The study challenges the perception of forced migration as a temporary phenomenon, calling for a shift toward a long-term perspective that emphasizes future-making strategies. It also argues that "making a family" should be seen as part of "making a future," broadening the definition of family beyond legal and biological ties to include extended family and new kinship forms, as conceptualized in the New Kinship Studies. By analyzing the participants’ future-making processes, the research demonstrates the contributions of anthropology to understanding future-oriented strategies in the context of migration.
Finally, this research aims to wipe the dust of the ‘refugee label’ from the key research participants’ feet by representing them as ordinary persons with their own rights and complexities.
Dialogue on Migration Governance in the Euro-Mediterranean Region – DiaMiGo I & II
DiaMiGo brings several institutes, research centers and Community Based Organisations (CBOs) together. These include: The Global Responsibility Unit, The Global South Studies Center (GSSC), Department of Languages and Cultures of the Islamicate World, Department of Social and Cultural Anthropology, Integrationshaus e.V. from Cologne, and the Center for Migration and Refugees Studies, Department of Sociology, Egyptology and Anthropology, and Saint Andrew’s Refugee Services from Cairo, Egypt.
The UoC contributes perspectives from anthropology and cultures of the Islamicate World, while the AUC focuses on public policy, development studies, sociology, and migration governance. Through online lecture series, research academies (involving professors, junior researchers, students and practitioners) in Cologne and Cairo, teaching staff exchanges, and research stays in both cities, DiaMiGo I (2023-2024) has focused on actor- and object-centered perspectives as well as governance perspectives on migration infrastructures. This has included topics such as recent changes in legal infrastructures and border regimes that implement policies and regulate various forms of mobility in the Mediterranean, as well as the movement of objects, ideas, and more-than-human (MTH) entities.
For more information, visit our website: www.diamigo.net
In the follow-up project DiaMiGo II, we aim to address this topic by comparing divergent concepts of “integration”, inclusion, and exclusion through a decolonizing lens. We will analyse these concepts in relation to how they are understood, controversially discussed, and practiced both within Germany (as a representative European country) and Egypt (as an example of a Global South country, where the majority of the world’s migrants and refugees reside).

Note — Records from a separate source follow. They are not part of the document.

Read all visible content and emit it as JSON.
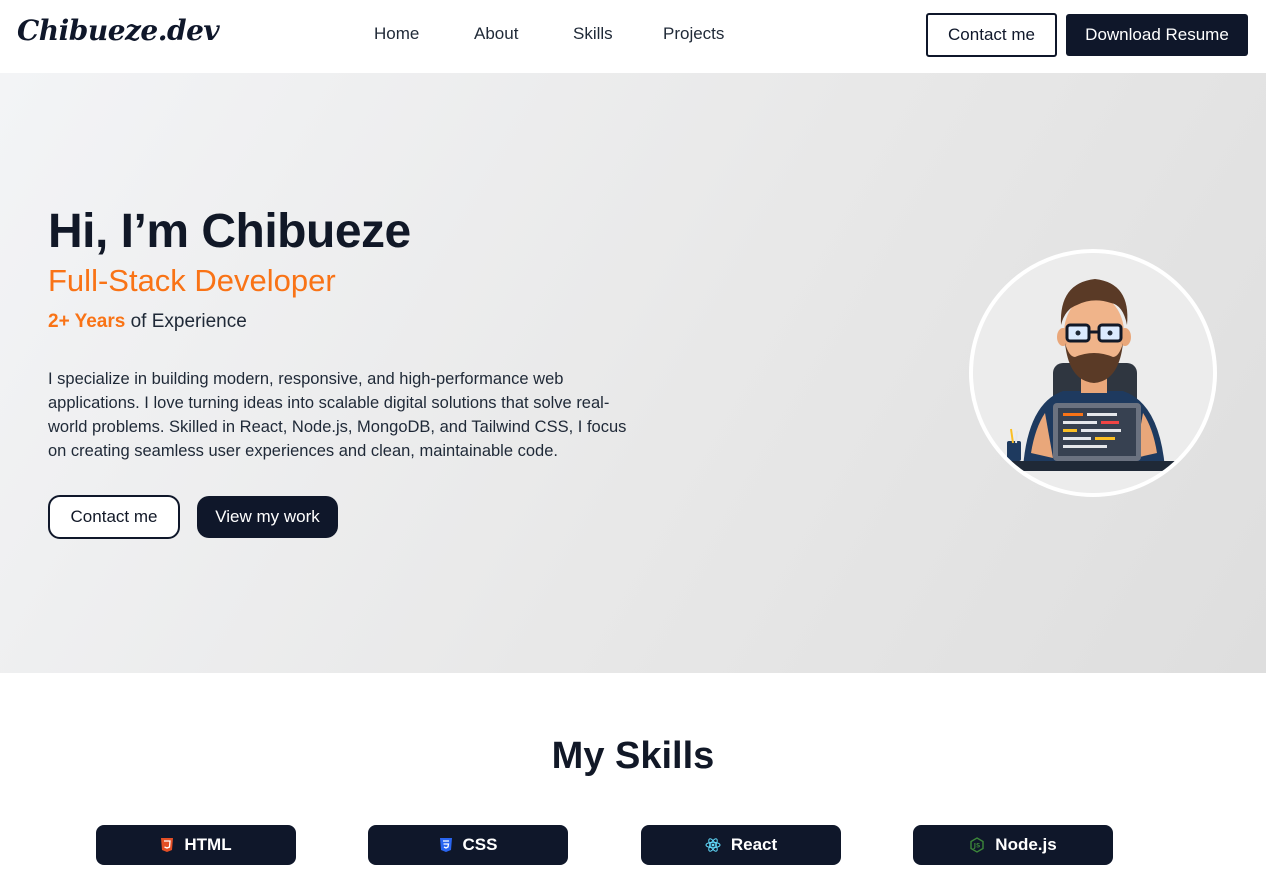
{
  "nav": {
    "logo": "Chibueze.dev",
    "links": [
      "Home",
      "About",
      "Skills",
      "Projects"
    ],
    "contact_label": "Contact me",
    "resume_label": "Download Resume"
  },
  "hero": {
    "greeting": "Hi, I’m Chibueze",
    "role": "Full-Stack Developer",
    "experience_highlight": "2+ Years",
    "experience_rest": " of Experience",
    "description": "I specialize in building modern, responsive, and high-performance web applications. I love turning ideas into scalable digital solutions that solve real-world problems. Skilled in React, Node.js, MongoDB, and Tailwind CSS, I focus on creating seamless user experiences and clean, maintainable code.",
    "contact_label": "Contact me",
    "work_label": "View my work",
    "avatar_icon": "developer-avatar-illustration"
  },
  "skills": {
    "title": "My Skills",
    "items": [
      {
        "label": "HTML",
        "icon": "html5-icon",
        "color": "#e34f26"
      },
      {
        "label": "CSS",
        "icon": "css3-icon",
        "color": "#2965f1"
      },
      {
        "label": "React",
        "icon": "react-icon",
        "color": "#61dafb"
      },
      {
        "label": "Node.js",
        "icon": "nodejs-icon",
        "color": "#3c873a"
      }
    ]
  },
  "colors": {
    "accent": "#f97316",
    "dark": "#0f172a"
  }
}
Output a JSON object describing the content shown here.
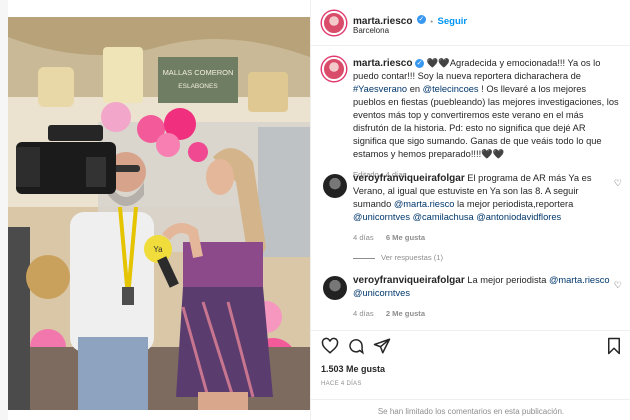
{
  "post_header": {
    "username": "marta.riesco",
    "follow_label": "Seguir",
    "location": "Barcelona",
    "dot": "•"
  },
  "caption": {
    "username": "marta.riesco",
    "text_1": "🖤🖤Agradecida y emocionada!!! Ya os lo puedo contar!!! Soy la nueva reportera dicharachera de ",
    "hashtag": "#Yaesverano",
    "text_2": " en ",
    "mention": "@telecincoes",
    "text_3": " ! Os llevaré a los mejores pueblos en fiestas (puebleando) las mejores investigaciones, los eventos más top y convertiremos este verano en el más disfrutón de la historia. Pd: esto no significa que dejé AR significa que sigo sumando. Ganas de que veáis todo lo que estamos y hemos preparado!!!!🖤🖤",
    "time": "Editado · 4 días"
  },
  "comments": [
    {
      "username": "veroyfranviqueirafolgar",
      "text_1": " El programa de AR más Ya es Verano, al igual que estuviste en Ya son las 8. A seguir sumando ",
      "mention_1": "@marta.riesco",
      "text_2": " la mejor periodista,reportera ",
      "mention_2": "@unicorntves",
      "text_3": " ",
      "mention_3": "@camilachusa",
      "text_4": " ",
      "mention_4": "@antoniodavidflores",
      "time": "4 días",
      "likes": "6 Me gusta",
      "replies": "Ver respuestas (1)"
    },
    {
      "username": "veroyfranviqueirafolgar",
      "text_1": " La mejor periodista ",
      "mention_1": "@marta.riesco",
      "text_2": " ",
      "mention_2": "@unicorntves",
      "time": "4 días",
      "likes": "2 Me gusta"
    }
  ],
  "actions": {
    "likes": "1.503 Me gusta",
    "time_ago": "HACE 4 DÍAS",
    "comments_limited": "Se han limitado los comentarios en esta publicación."
  },
  "photo": {
    "sign_1": "MALLAS COMERON",
    "sign_2": "ESLABONES",
    "mic_text": "Ya"
  },
  "colors": {
    "accent": "#0095f6",
    "link": "#00376b",
    "muted": "#8e8e8e"
  },
  "icons": [
    "heart-icon",
    "comment-icon",
    "share-icon",
    "bookmark-icon",
    "verified-icon",
    "small-heart-icon"
  ]
}
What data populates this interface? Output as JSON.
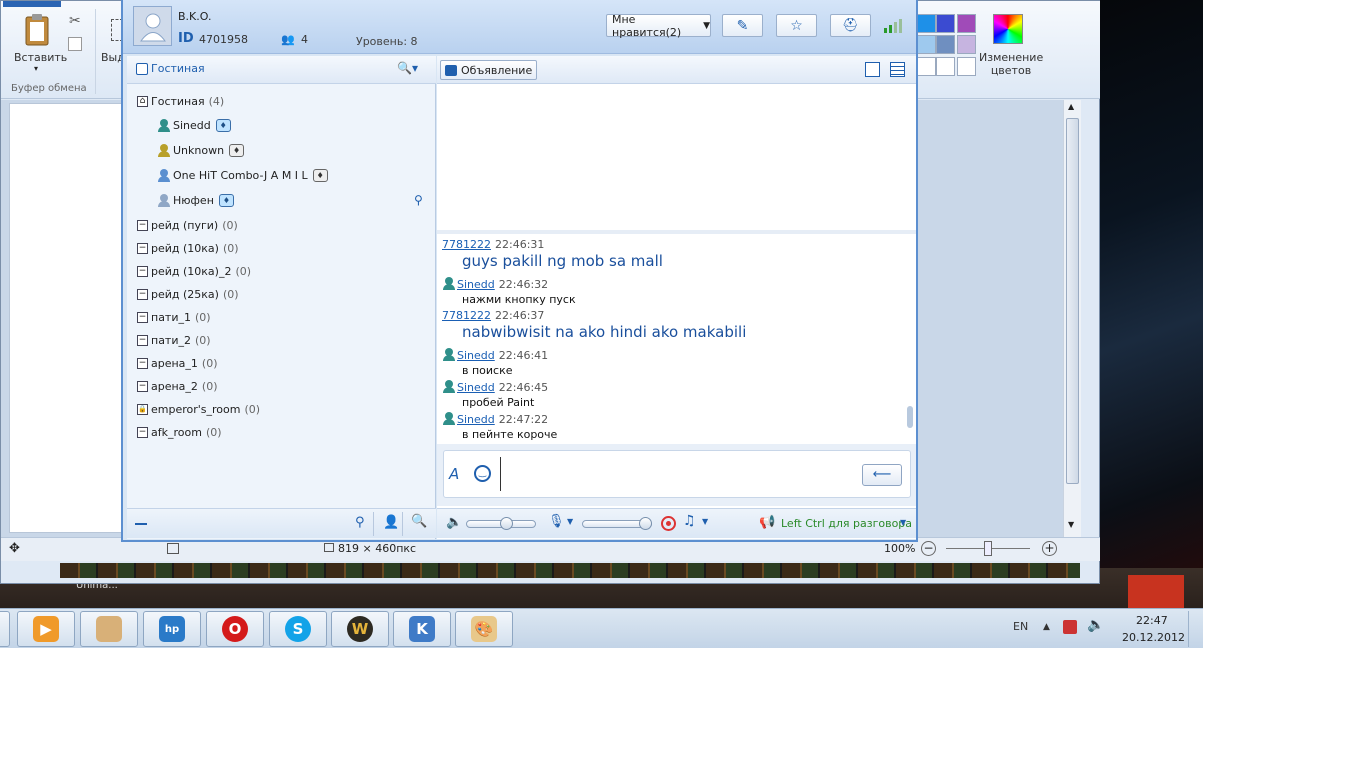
{
  "paint": {
    "paste_label": "Вставить",
    "select_label": "Выд",
    "clipboard_group": "Буфер обмена",
    "edit_colors_label": "Изменение цветов",
    "dimensions": "819 × 460пкс",
    "zoom": "100%",
    "taskbar_peek_text": "Unima..."
  },
  "header": {
    "user_name": "B.K.O.",
    "id_label": "ID",
    "id_value": "4701958",
    "members_count": "4",
    "level_label": "Уровень: 8",
    "like_button": "Мне нравится(2)"
  },
  "left_panel": {
    "room_tab": "Гостиная",
    "rooms": [
      {
        "name": "Гостиная",
        "count": "(4)",
        "icon": "home-icon"
      },
      {
        "name": "рейд (пуги)",
        "count": "(0)"
      },
      {
        "name": "рейд (10ка)",
        "count": "(0)"
      },
      {
        "name": "рейд (10ка)_2",
        "count": "(0)"
      },
      {
        "name": "рейд (25ка)",
        "count": "(0)"
      },
      {
        "name": "пати_1",
        "count": "(0)"
      },
      {
        "name": "пати_2",
        "count": "(0)"
      },
      {
        "name": "арена_1",
        "count": "(0)"
      },
      {
        "name": "арена_2",
        "count": "(0)"
      },
      {
        "name": "emperor's_room",
        "count": "(0)",
        "icon": "lock-icon"
      },
      {
        "name": "afk_room",
        "count": "(0)"
      }
    ],
    "users": [
      {
        "name": "Sinedd",
        "icon_color": "#2f8f8a"
      },
      {
        "name": "Unknown",
        "icon_color": "#b8a02a"
      },
      {
        "name": "One HiT Combo-J A M I L",
        "icon_color": "#5a8fd0"
      },
      {
        "name": "Нюфен",
        "icon_color": "#8fa7c6"
      }
    ]
  },
  "right_panel": {
    "announce_button": "Объявление",
    "messages": [
      {
        "user": "7781222",
        "time": "22:46:31",
        "text": "guys pakill ng mob sa mall",
        "big": true,
        "show_icon": false
      },
      {
        "user": "Sinedd",
        "time": "22:46:32",
        "text": "нажми кнопку пуск",
        "big": false,
        "show_icon": true
      },
      {
        "user": "7781222",
        "time": "22:46:37",
        "text": "nabwibwisit na ako hindi ako makabili",
        "big": true,
        "show_icon": false
      },
      {
        "user": "Sinedd",
        "time": "22:46:41",
        "text": "в поиске",
        "big": false,
        "show_icon": true
      },
      {
        "user": "Sinedd",
        "time": "22:46:45",
        "text": "пробей Paint",
        "big": false,
        "show_icon": true
      },
      {
        "user": "Sinedd",
        "time": "22:47:22",
        "text": "в пейнте короче",
        "big": false,
        "show_icon": true
      }
    ],
    "input_value": "",
    "volume_level": 0.6,
    "mic_level": 1.0,
    "push_to_talk": "Left Ctrl для разговора"
  },
  "taskbar": {
    "language": "EN",
    "time": "22:47",
    "date": "20.12.2012"
  },
  "colors": {
    "accent": "#5c8fd0",
    "link": "#1a5fb4",
    "push_to_talk": "#2a8a2a"
  }
}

While the integration of migrants and refugees has been widely discussed—and the related (public) discourse been criticized—in academic and policy circles in the Global North, it has not been a central focus of policy debates in the Global South, as these countries were not traditionally seen as destinations for newcomers to settle and establish new lives (FitzGerald & Arar 2019). However, despite the absence of formal integration policies in many Global South countries, migrants and refugees often find themselves in situations where they must develop their own strategies and navigate pathways for de facto “self-integration.” These integration models, based on “community social capital,” are typically informal and unrecognized in national and international policy debates (Ahmed 2024).
Given the lack of a universally accepted definition of integration and the absence of consensus on what successful integration looks like or how it can be measured (Phillimore, Morrice, & Strang 2024), a comparative analysis in the project DiaMiGo II will contribute to both migration studies and policy-making.